Fabulous Adventures In Coding
Eric Lippert is a principal developer on the C# compiler team. Learn more about Eric.
I'm back, I'm married, we had a fabulous time, and now I'm setting up new machines and figuring out what the heck I'm doing on the C# team. Today, we'll get back into it with some non-tech fun.
A regular flat mirror seems like it ought to be perfectly symmetrical in its operations. So why is it that mirrors produce an image which reverse left and right, but not, say, top and bottom? (A concave mirror, like the inside of a spoon, reverses top and bottom, but let’s worry about only flat mirrors for the duration of this article.) How does a flat mirror know which way is left-right?
Think about that for a while before you read on. See if you can figure it out for yourself.
Stuck? Try this.
Wait a minute. The mirror not only produces an image which reverses left and right but not up and down; apparently it also reverses north and south but not east and west!
It’s more productive to think of a mirror as actually producing an image which reverses front and back. If you’re facing north then “front and back” is the same as “north and south”. If the mirror is on the floor then “front and back” is the same as “up and down”. Note that if you took a movie of someone and flipped the movie film front-back when you showed it, you’d get the same effect.
But why then do we all think of mirrors as reversing left and right, if in fact they reverse front-back? Psychologically, humans see a front-back-reversed human as a left-right reversed human. That image of a south-facing person smiling back at you is not an image of a human being at all. Their DNA spirals the wrong way. All their body fat is made out of indigestible Olestra. Their heart is on the wrong side of the body. If we could somehow create a real being who produced exactly that image, down to the front-back-reversed internal structure, there’s no way that they could produce viable offspring with a non-reversed human.

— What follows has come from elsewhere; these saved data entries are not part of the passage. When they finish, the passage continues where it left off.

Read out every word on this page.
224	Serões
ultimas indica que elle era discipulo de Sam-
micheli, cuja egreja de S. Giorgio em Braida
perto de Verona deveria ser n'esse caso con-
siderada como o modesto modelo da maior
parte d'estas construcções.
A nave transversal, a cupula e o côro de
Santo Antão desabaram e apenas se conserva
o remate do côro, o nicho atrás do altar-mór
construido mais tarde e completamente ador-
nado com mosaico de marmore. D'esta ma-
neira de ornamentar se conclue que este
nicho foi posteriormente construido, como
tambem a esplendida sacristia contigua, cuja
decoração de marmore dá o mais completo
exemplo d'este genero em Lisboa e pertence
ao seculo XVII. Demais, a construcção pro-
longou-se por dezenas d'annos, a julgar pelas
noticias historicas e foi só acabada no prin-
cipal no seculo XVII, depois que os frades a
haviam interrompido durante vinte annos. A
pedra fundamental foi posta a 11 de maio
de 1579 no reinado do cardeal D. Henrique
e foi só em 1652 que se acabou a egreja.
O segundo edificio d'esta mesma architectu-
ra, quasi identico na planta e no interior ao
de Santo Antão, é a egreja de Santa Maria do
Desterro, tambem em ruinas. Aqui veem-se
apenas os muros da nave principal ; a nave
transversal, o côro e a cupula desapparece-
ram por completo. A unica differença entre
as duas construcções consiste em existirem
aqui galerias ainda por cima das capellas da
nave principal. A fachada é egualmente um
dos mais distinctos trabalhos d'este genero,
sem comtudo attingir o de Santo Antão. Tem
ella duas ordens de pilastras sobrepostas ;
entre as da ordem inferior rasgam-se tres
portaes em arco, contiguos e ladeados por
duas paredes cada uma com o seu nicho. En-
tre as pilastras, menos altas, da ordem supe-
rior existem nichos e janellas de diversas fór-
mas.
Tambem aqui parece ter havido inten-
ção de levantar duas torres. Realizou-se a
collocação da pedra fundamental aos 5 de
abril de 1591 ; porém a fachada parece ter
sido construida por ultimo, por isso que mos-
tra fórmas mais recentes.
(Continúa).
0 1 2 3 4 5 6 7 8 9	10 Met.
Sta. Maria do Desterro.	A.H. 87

But none of these is apparent at a glance. Since humans have almost perfect left-right symmetry it is extremely easy to interpret an image of a back-front-reversed human as a left-right reversed human. After all, if you were trying to act to look like the person in the mirror, that’s what you’d do – simply reverse your left and right behaviour. You decide what is “slippable” and what isn’t. If you are trying to look like the image in the mirror looks, you’d ignore all that stuff about your DNA and internal organs and reverse left and right, because that happens to produce the image that looks most similar. If humans had different symmetries then mirrors would not appear to reverse left-right at all, because our psychology would be different.
Imagine a race of super-intelligent fishes that look like eels with a perfectly circular cross-section. Our fishes have a blue fin on one side, a red fin on the other side, one eye in the very front of their face. These eely fishes can swim with their fins rotated in any direction they choose. That’s a weird looking fish, but bear with me. Such a fish looking in a mirror would probably see the back-front reversed image as being not left-right reversed – because, what’s left-right to a symmetrical fish? – but rather as rotated 180 degrees. That’s what a fish would have to do in order to imitate the fish in the mirror. The super-intelligent fish version of this blog entry would be “why do mirrors rotate images?”
Similarly we could come up with bizarre creatures whose various lines of symmetry would cause them to see mirror images as top-bottom reversals. Even more bizarre, suppose human males and females were more or less exactly the same in their outward physical characteristics, except that men had both arms on the right side of their body, and women had both arms on the left side of their body. We’d then be asking why mirrors change sex! And who knows what inhabitants of the planet Cheron would think?
Your super-intelligent fish looks like a dolphin.